(CN) - Five male college students waited too long to complain that the dean of students watched them shower in his home, the Mississippi Supreme Court ruled.
Richard Darden worked for the Manchester Educational Foundation for 25 years. He was a teacher, golf coach and football trainer before eventually becoming dean of students.
In May 2010, several students found him watching them shower in his home after football practice.
Darden self-reported the incident to Manchester's headmaster, and the school fired him.
He also pleaded guilty to three counts of voyeurism. Darden was sentenced to 15 years of probation and was ordered to register as a sex offender.
After Harden's arrest, five former Manchester student-athletes sued Darden, Manchester, Yahoo City Medical Clinic and Dr. William Thompson, among other defendants.
Charlie Raddin, Kyle Corley, Jacob Woodard, Jerold Hollowell and Brian Stephenson asserted claims of battery by improper physicals, negligence, invasion of privacy and infliction of emotional distress.
They claimed that Darden, who also held a medical degree but was never licensed, assisted Thompson in giving them their physical exams, which were required for them to participate in sports.
However, Thompson never received complaints about Darden's behavior during the physicals.
The plaintiffs testified that Darden's house was used as a common meeting ground and that players showered there because the showers at the field house were dirty and used for storage.

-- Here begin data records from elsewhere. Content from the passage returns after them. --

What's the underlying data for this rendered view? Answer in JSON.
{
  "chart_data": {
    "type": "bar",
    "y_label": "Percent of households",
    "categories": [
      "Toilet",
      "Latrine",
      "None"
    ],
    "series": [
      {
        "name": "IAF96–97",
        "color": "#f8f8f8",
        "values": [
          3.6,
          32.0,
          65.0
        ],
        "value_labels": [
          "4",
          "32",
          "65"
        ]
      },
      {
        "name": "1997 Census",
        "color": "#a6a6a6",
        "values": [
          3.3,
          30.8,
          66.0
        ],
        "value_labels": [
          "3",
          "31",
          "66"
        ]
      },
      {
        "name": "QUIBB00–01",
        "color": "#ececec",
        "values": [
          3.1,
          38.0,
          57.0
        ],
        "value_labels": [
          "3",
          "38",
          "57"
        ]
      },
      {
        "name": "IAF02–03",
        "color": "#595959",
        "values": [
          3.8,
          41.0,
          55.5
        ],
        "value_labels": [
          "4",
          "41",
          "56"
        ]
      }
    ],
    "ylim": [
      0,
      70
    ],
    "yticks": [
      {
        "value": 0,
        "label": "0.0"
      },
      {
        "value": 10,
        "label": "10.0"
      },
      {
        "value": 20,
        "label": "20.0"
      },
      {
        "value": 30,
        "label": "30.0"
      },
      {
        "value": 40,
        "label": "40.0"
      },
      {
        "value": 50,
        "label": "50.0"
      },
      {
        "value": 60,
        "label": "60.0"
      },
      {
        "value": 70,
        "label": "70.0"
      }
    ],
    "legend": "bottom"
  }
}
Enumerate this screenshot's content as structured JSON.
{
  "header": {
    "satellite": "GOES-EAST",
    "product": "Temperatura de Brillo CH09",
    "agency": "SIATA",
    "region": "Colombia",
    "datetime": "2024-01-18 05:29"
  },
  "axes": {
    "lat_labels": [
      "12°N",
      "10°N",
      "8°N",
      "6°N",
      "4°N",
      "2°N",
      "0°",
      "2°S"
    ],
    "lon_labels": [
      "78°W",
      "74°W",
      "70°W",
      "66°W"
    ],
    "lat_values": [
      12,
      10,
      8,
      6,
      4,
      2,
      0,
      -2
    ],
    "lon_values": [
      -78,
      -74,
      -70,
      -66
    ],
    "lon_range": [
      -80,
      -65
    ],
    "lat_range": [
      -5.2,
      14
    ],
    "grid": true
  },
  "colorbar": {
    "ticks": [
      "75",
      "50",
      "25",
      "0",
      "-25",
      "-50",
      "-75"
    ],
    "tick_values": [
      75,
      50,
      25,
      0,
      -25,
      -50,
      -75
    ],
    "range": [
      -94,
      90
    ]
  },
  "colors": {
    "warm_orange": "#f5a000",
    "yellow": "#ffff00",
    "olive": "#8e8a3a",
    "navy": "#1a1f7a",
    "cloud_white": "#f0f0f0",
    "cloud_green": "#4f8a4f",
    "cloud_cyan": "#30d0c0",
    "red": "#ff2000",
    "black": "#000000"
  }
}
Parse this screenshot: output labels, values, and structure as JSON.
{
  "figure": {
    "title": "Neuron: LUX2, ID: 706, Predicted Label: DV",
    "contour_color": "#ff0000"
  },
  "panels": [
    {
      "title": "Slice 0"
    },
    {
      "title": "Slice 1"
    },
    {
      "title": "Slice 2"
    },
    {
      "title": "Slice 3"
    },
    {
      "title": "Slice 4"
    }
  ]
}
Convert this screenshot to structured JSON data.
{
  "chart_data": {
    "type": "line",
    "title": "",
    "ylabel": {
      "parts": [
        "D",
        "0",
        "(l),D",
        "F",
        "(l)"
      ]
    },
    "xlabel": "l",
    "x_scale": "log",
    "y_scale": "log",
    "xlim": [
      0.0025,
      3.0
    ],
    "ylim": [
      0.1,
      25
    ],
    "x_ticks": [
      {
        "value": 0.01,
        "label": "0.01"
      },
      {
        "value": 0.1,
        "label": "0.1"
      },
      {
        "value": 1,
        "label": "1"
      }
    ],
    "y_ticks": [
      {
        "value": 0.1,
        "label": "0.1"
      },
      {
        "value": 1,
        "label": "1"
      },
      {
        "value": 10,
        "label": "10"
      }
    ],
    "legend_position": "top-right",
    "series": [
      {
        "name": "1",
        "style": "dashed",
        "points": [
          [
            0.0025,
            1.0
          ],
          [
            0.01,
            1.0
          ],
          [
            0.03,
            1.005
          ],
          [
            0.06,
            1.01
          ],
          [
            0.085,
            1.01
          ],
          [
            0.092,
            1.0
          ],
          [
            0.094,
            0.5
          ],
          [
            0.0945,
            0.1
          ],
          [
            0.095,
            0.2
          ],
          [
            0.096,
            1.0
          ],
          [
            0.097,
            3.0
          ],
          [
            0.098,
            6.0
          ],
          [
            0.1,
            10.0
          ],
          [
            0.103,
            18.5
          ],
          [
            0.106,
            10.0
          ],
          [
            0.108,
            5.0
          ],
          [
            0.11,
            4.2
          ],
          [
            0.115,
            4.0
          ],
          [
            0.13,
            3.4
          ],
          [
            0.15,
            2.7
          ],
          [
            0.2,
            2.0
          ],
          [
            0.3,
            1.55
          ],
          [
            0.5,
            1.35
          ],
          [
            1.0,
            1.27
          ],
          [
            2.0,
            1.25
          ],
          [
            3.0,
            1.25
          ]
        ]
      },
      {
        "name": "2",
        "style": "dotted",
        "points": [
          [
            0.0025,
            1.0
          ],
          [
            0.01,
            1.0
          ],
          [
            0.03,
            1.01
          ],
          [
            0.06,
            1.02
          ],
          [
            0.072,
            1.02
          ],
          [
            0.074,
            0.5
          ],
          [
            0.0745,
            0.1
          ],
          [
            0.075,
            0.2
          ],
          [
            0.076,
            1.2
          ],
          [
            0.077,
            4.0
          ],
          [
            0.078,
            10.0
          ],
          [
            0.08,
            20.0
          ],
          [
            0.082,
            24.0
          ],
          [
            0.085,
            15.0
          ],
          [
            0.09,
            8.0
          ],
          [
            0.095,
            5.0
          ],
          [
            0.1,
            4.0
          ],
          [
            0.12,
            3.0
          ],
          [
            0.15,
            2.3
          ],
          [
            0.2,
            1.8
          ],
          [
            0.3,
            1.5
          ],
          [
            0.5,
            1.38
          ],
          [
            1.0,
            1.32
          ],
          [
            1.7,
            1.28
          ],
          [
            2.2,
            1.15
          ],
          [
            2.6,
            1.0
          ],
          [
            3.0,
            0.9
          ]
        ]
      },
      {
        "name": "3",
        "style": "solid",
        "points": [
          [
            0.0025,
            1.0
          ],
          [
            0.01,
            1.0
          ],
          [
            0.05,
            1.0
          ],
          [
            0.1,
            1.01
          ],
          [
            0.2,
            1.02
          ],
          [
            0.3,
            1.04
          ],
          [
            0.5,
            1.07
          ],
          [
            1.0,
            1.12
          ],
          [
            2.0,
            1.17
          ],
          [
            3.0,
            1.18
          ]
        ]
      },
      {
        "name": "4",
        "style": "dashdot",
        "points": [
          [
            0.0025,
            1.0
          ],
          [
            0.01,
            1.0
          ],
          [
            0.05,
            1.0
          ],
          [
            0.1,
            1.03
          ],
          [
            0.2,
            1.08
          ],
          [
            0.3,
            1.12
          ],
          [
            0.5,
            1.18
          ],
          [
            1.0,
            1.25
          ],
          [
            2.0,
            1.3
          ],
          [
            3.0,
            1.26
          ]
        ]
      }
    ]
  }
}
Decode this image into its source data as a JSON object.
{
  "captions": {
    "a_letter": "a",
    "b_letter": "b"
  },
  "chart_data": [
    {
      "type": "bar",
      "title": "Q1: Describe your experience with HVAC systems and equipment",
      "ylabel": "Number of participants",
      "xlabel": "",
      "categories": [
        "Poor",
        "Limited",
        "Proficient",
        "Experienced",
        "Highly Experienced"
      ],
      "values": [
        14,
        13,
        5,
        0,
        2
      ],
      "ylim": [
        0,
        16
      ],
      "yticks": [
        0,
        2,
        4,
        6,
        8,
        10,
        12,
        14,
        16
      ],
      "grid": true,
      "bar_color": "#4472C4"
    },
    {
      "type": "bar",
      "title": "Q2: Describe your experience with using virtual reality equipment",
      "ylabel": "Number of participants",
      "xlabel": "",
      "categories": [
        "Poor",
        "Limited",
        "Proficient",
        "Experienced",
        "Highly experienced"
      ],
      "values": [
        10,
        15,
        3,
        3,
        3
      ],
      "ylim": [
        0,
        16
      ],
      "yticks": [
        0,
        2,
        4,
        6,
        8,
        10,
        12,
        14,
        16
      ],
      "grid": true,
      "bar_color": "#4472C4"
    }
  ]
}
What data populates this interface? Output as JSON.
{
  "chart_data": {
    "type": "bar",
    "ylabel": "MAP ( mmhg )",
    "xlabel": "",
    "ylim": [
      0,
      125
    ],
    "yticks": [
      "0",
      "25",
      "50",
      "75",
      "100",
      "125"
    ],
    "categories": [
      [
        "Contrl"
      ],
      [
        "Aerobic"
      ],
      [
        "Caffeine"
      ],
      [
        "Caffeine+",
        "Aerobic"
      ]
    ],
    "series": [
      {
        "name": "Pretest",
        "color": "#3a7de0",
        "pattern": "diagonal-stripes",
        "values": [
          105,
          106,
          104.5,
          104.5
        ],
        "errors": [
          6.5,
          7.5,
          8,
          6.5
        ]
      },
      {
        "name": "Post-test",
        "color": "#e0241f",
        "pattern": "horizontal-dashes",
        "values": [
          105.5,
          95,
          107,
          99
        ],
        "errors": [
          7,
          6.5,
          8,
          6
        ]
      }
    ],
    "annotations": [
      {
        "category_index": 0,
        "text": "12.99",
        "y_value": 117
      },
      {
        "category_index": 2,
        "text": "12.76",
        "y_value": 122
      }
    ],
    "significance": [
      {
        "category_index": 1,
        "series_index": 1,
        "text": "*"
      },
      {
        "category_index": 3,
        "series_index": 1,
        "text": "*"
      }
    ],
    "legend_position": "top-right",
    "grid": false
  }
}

While the plaintiffs stated that they sometimes wrestled with Darden at his house, none of them present evidence that Darden had spied on them from his reported secret room.
The trial court granted Manchester's motion for summary judgment because the statute of limitations had expired, as the alleged acts took place before or during 2003.
The plaintiffs appealed, arguing that they did not know of their injuries during the wrestling matches and physicals until Darden was arrested.
The Mississippi Supreme Court disagreed, affirming the trial court's ruling in a decision written by Justice Michael Randolph.
"If the touching was inappropriate at the time it occurred, it was inappropriate no matter what Darden was thinking during the contact," he wrote. "The claim for wrongful touching began at the time of the touching, not eight years later."